Für die Opfer bedeutet Stealthing nicht nur ein physisches Risiko, sondern auch die Konfrontation mit der Scham und psychischem Leid, die mit sexuellen Übergriffen verbunden sind.
Gegen das Urteil des Amtsgerichts hat die Verteidigung bereits Rechtsmittel eingelegt. Möglich sind nun eine Berufung vor dem Landgericht oder auch eine Sprungrevision zum Kammergericht. Dabei dürfte der Bundespolizist glimpflich davongekommen sein. Wäre er wegen Vergewaltigung verurteilt worden, hätte ihm angesichts der Mindeststrafe von zwei Jahren die Entfernung aus dem Staatsdienst gedroht.
Sexualstrafrecht in Österreich
Generell gibt es keine einheitliche Definition des Rechtsbegriffs der Vergewaltigung, die juristische Bewertung ist je nach Land unterschiedlich. In Österreich ist die Vergewaltigung im § 201 StGB (Strafgesetzbuch) unter Strafe gestellt. Neben dem Straftatbestand der Vergewaltigung gibt es ergänzend den § 202 StGB Geschlechtliche Nötigung.
Hierzulande sind Vergewaltigung und sexuelle Nötigung im Strafgesetzbuch also gesondert geregelt.
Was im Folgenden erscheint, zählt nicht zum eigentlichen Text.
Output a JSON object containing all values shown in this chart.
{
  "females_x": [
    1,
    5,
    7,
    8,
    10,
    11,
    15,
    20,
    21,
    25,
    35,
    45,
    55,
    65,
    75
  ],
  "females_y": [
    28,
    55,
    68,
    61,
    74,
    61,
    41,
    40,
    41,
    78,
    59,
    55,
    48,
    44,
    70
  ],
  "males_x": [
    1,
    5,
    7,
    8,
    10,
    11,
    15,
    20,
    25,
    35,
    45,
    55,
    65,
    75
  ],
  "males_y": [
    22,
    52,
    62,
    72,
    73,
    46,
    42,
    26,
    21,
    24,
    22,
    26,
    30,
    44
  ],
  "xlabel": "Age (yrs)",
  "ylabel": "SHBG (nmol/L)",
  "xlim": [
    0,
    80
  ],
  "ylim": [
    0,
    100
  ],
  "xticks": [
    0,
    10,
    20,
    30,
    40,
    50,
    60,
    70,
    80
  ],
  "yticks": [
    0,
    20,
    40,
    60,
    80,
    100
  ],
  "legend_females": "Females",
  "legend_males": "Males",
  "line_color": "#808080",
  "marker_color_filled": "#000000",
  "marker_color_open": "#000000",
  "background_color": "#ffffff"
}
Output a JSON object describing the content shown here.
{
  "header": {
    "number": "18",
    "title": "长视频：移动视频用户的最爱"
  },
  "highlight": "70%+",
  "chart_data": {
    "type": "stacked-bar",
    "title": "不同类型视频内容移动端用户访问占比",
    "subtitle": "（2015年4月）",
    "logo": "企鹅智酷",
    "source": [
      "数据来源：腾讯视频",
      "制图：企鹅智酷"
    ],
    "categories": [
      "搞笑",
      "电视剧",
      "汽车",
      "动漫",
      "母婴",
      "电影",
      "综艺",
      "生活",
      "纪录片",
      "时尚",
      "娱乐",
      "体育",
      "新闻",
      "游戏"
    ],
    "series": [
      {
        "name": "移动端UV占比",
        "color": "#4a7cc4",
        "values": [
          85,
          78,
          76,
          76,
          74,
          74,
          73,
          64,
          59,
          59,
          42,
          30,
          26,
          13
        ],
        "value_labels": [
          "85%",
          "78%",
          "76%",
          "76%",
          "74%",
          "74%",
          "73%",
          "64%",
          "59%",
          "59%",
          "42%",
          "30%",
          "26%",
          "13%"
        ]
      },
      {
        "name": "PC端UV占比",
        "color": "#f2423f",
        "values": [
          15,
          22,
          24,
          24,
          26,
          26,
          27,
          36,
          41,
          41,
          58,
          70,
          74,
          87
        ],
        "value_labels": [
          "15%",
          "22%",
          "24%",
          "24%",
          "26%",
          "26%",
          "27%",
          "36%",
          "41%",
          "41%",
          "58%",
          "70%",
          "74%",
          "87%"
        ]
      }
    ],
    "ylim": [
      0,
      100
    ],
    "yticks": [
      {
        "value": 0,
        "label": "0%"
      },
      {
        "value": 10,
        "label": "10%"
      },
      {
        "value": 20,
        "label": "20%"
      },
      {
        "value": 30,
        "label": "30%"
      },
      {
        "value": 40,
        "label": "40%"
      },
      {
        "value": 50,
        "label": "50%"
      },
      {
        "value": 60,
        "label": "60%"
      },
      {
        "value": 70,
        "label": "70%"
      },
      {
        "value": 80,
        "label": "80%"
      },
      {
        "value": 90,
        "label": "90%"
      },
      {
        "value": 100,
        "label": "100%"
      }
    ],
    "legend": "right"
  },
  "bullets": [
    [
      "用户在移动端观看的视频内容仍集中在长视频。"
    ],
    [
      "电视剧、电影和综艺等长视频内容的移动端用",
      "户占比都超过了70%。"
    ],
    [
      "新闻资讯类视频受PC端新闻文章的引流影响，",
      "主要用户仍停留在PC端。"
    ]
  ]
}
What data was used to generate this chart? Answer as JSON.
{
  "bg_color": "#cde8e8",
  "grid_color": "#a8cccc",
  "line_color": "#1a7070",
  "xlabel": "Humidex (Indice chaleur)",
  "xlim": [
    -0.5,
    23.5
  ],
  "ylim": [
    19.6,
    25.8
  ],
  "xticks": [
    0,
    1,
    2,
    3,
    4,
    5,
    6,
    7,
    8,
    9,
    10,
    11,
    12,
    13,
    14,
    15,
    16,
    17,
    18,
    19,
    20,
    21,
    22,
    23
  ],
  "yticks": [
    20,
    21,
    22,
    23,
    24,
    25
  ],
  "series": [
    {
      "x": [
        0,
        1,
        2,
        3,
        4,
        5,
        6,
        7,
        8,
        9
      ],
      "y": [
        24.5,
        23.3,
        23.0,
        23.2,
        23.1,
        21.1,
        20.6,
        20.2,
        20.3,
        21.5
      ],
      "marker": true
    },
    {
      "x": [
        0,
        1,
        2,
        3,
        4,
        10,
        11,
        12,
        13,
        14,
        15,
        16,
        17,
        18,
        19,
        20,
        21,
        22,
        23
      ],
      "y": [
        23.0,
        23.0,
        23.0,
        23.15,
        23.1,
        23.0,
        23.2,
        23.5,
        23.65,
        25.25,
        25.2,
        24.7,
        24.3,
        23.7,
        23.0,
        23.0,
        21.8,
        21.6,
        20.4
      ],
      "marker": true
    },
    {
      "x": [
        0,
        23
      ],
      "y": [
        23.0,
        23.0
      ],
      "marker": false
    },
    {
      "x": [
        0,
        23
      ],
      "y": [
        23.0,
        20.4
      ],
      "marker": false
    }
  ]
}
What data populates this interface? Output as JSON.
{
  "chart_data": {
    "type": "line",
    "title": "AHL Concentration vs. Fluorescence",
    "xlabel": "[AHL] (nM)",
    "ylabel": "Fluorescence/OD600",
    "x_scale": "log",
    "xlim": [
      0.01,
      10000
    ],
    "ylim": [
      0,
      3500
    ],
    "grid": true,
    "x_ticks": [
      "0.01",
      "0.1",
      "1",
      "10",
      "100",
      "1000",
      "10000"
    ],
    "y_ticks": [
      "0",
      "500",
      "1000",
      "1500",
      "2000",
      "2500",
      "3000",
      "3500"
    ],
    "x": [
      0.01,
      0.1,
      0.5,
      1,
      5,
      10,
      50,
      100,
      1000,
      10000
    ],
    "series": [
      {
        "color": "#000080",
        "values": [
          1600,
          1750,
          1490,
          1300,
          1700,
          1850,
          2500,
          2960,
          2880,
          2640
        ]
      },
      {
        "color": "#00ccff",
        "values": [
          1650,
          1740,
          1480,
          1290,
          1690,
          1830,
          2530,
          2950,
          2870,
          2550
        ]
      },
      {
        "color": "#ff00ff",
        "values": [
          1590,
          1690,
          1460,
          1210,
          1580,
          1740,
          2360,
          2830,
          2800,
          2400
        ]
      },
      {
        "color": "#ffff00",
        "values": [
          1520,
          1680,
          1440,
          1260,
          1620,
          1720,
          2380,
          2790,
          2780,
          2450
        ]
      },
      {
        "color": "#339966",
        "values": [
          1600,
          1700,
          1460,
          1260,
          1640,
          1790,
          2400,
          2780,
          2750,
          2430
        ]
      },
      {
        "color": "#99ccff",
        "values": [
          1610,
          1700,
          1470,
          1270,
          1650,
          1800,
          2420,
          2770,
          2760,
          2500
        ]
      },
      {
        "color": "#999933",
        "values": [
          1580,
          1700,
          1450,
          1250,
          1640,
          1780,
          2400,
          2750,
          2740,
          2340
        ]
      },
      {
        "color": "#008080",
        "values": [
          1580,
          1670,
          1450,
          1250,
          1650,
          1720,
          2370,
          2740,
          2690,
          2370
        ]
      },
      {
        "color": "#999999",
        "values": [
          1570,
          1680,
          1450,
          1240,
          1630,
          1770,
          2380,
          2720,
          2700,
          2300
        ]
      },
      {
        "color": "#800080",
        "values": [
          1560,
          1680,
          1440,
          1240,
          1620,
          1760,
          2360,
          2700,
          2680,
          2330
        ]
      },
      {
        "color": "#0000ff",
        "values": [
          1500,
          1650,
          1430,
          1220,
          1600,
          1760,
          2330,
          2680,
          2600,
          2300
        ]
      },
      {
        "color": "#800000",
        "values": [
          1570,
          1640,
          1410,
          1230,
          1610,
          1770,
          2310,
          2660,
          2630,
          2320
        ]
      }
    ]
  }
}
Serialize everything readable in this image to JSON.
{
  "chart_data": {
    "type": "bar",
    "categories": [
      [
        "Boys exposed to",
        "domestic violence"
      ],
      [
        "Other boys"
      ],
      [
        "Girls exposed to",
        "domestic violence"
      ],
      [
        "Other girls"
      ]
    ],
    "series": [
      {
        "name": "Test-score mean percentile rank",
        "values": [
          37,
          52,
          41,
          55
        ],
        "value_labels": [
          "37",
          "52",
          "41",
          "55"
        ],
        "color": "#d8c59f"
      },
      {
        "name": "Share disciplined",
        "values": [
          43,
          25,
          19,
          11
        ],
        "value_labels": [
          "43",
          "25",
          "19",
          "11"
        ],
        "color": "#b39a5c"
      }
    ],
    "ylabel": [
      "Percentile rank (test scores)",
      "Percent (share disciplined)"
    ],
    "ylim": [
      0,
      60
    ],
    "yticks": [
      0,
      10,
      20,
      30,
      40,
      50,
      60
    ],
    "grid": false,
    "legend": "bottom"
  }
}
Wird eine Person mit Gewalt, durch Entziehung der persönlichen Freiheit oder durch Drohung zum Geschlechtsverkehr oder einer geschlechtlichen Handlung gezwungen, ist eine Freiheitsstrafe von bis zu zehn Jahren vorgesehen. Zieht die Tat Körperverletzung und/oder eine Schwangerschaft mit sich, erhöht sich das Strafmaß. Das gilt auch, wenn die vergewaltigte Person längere Zeit qualvollem Leid ausgesetzt oder in besonderer Weise erniedrigt wird. Wer andere gewaltvoll oder durch Drohung zum Sex nötigt, riskiert eine Freiheitsstrafe von bis zu fünf Jahren.
Darüber hinaus gibt es seit Anfang 2016 einen neuen Tatbestand: Strafbar ist demnach, wer sexuelle Handlungen gegen den Willen einer anderen Person vornimmt, auch wenn es zu keiner Gewalt oder Drohung kommt. Selbiges gilt, wenn eine Person unter Ausnützung einer Zwangslage sexuelle Handlungen vornimmt.